Yallourn power station workers marched in Melbourne on August 16.

Locked-out Yallourn power station workers were joined by hundreds of people at a rally outside the offices of their employer, Energy Australia, in Melbourne on August 16.

The company, a subsidiary of the Hong Kong-based China Light and Power, locked out all 75 shift operators, members of the Construction Forestry Mining Energy Union (CFMEU), on June 21.

The workers had been limiting power output as part of a campaign of protected industrial action in pursuit of a new enterprise agreement.

The workers had been trying for 12 months to negotiate an agreement that would guarantee adequate staffing levels and the right to be consulted about proposed changes in the operation of the plant.

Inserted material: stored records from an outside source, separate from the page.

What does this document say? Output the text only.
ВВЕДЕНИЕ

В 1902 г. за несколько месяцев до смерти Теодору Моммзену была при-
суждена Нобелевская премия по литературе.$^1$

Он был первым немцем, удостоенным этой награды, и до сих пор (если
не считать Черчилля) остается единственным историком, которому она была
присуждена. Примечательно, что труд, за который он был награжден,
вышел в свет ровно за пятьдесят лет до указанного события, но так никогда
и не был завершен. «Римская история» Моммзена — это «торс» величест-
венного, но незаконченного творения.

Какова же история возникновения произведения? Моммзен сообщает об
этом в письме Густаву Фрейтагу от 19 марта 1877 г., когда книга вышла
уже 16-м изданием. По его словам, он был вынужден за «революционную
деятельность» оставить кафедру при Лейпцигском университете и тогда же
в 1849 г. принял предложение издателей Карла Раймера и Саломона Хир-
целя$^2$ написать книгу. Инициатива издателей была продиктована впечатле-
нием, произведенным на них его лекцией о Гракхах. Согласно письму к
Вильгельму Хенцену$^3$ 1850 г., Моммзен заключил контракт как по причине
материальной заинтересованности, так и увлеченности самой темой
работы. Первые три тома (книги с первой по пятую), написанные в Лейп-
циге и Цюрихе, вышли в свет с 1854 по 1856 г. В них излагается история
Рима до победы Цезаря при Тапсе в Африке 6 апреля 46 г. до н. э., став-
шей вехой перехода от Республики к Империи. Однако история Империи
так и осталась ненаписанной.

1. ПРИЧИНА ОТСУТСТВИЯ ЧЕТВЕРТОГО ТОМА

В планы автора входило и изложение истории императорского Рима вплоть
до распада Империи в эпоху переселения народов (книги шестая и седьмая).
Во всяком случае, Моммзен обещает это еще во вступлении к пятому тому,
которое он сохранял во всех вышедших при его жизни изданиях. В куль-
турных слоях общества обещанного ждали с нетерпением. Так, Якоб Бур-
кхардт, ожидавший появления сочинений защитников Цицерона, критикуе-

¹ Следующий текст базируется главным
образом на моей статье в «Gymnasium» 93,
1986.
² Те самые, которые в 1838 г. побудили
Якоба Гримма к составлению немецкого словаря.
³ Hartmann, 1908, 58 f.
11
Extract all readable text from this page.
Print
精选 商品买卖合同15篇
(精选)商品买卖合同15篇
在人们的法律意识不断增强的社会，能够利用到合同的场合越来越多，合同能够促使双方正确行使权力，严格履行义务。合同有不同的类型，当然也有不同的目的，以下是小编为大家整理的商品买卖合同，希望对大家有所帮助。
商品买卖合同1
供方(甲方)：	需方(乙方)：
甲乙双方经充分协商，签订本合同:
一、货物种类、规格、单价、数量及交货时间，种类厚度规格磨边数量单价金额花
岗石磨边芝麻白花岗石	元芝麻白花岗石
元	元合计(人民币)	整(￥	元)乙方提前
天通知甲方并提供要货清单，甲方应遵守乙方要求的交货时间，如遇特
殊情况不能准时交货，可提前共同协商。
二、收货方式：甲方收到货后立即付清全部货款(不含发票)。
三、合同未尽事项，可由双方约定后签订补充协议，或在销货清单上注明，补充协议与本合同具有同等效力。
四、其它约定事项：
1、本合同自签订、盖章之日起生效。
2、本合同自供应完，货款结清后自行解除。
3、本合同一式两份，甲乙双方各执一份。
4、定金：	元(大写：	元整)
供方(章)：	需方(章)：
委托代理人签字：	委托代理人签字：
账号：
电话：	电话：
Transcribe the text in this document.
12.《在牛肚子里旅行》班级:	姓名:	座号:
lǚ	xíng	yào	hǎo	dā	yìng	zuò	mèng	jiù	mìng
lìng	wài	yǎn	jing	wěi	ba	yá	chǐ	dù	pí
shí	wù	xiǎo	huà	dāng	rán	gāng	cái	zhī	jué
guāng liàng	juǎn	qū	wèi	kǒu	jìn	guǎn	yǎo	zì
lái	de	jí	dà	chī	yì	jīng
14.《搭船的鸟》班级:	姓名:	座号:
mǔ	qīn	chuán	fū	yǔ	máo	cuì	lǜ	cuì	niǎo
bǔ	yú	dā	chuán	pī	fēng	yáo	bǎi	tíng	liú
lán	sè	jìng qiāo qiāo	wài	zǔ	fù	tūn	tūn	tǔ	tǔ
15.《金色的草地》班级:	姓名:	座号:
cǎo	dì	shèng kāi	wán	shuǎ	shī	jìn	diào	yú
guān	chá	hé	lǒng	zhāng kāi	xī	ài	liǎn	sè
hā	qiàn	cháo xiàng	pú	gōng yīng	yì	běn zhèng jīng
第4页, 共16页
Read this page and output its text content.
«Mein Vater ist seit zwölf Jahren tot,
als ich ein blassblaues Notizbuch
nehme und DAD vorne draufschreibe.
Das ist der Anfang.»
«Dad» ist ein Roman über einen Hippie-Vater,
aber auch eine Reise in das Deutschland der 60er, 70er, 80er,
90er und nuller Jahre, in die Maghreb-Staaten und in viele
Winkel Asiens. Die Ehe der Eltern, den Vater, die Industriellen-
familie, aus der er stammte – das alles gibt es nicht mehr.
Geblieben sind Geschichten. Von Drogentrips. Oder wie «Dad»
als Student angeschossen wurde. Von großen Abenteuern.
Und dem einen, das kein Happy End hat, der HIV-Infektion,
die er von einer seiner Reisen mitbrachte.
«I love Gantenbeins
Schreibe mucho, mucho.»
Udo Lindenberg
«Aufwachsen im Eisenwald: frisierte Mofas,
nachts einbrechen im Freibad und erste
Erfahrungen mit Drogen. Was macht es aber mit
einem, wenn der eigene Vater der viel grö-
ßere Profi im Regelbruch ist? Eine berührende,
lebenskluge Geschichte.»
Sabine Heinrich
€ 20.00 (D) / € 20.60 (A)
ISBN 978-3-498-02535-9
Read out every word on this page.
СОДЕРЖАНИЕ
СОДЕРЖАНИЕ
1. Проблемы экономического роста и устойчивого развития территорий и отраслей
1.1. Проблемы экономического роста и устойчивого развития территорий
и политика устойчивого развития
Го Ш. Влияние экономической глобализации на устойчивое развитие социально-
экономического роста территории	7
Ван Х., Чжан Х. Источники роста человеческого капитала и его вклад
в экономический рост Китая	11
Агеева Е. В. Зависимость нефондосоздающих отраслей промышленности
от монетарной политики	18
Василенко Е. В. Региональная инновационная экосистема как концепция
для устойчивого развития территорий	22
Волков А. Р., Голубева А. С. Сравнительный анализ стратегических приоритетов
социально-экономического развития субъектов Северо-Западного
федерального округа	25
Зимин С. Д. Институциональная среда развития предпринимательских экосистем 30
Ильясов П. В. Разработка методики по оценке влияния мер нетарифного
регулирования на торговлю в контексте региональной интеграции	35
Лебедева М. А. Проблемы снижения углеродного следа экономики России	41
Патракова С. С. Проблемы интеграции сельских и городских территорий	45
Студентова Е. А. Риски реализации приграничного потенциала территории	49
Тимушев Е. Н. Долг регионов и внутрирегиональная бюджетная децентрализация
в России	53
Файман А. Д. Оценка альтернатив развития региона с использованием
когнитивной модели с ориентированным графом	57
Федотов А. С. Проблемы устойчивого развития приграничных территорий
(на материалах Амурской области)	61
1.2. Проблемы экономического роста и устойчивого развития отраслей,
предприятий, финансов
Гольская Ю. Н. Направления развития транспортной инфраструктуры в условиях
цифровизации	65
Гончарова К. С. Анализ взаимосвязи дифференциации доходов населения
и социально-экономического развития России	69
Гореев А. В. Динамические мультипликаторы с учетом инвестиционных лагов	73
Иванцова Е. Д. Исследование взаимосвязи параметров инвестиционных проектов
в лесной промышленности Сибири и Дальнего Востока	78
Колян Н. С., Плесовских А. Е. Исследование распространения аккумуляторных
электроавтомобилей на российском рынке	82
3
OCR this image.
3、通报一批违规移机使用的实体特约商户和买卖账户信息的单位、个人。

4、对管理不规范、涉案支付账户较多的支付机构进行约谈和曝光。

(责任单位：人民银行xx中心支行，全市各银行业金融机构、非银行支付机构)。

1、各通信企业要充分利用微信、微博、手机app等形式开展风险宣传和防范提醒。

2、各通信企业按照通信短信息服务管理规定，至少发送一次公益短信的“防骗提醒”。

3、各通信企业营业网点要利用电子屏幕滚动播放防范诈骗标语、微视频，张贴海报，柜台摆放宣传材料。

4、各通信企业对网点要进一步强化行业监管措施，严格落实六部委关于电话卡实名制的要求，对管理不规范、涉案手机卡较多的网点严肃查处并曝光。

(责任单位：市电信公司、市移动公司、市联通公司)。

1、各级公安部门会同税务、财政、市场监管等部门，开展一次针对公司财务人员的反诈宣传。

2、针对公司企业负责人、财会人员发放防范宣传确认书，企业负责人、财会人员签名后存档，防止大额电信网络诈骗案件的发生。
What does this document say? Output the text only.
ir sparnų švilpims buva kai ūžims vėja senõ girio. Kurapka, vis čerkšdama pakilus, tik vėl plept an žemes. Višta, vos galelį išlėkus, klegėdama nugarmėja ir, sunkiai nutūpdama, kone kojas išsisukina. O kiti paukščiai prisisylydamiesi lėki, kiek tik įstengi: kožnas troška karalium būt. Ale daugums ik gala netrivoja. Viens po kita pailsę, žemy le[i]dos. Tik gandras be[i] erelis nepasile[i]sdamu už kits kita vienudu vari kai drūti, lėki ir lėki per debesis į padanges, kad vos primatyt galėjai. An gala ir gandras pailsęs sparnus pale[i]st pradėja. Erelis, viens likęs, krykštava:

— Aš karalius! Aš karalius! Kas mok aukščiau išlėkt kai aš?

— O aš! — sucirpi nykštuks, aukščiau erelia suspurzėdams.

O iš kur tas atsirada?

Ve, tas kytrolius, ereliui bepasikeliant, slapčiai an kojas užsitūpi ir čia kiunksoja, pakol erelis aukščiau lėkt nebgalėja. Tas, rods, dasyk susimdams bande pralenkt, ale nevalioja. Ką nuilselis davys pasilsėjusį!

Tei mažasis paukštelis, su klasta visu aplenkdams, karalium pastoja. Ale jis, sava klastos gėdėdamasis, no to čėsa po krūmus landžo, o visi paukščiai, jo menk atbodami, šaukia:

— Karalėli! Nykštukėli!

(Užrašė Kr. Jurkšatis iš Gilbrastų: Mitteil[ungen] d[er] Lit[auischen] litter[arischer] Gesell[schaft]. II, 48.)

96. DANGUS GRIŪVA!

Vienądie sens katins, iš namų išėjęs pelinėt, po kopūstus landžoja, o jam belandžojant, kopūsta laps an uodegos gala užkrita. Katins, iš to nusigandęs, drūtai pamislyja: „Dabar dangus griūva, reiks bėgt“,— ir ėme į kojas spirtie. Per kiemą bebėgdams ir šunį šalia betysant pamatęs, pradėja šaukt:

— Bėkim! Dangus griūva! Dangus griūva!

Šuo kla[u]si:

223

Jill Huxley, the wife of a locked-out worker, told the rally her husband normally works 12-hour shifts and misses many family occasions.

She spoke of the company's failure to respect its workers, and the hardship of going for eight weeks without pay.

Australian Council of Trade Unions secretary Dave Oliver pledged the ACTU's support for the workers, and CFMEU national secretary Michael O'Connor pledged that the whole CFMEU will be mobilised.

CFMEU Victorian secretary John Setka recalled the company's claims that a fire in the power station had been started by the workers, and condemned the media for failing to publicise a fire brigade finding that the cause of the fire was an electrical fault.

CFMEU mining and energy division Victorian president Luke van der Meulen said the Victorian government is planning to introduce a law banning power workers from ever going on strike.

Victorian Greens MP Colleen Hartland pledged her support for the workers, as did Democratic Labor Party Senator John Madigan.

Environment Victoria campaigns director Mark Wakeham condemned Energy Australia for dangerous practices, citing the collapse of a mine wall last year, and cuts to maintenance spending.

Wakeham spoke of the need to phase out coal-fired power stations, but said this should not mean "hanging workers out to dry".

He said the Latrobe Valley needed new investment but "free-market thinking" will not deliver this in a planned way.

Community activist Dave Kerin asked the crowd if they would be willing to block the power station gates if the company continues to refuse to negotiate, and got an enthusiastic response.

He also spoke of plans for a cooperative factory in the Latrobe Valley.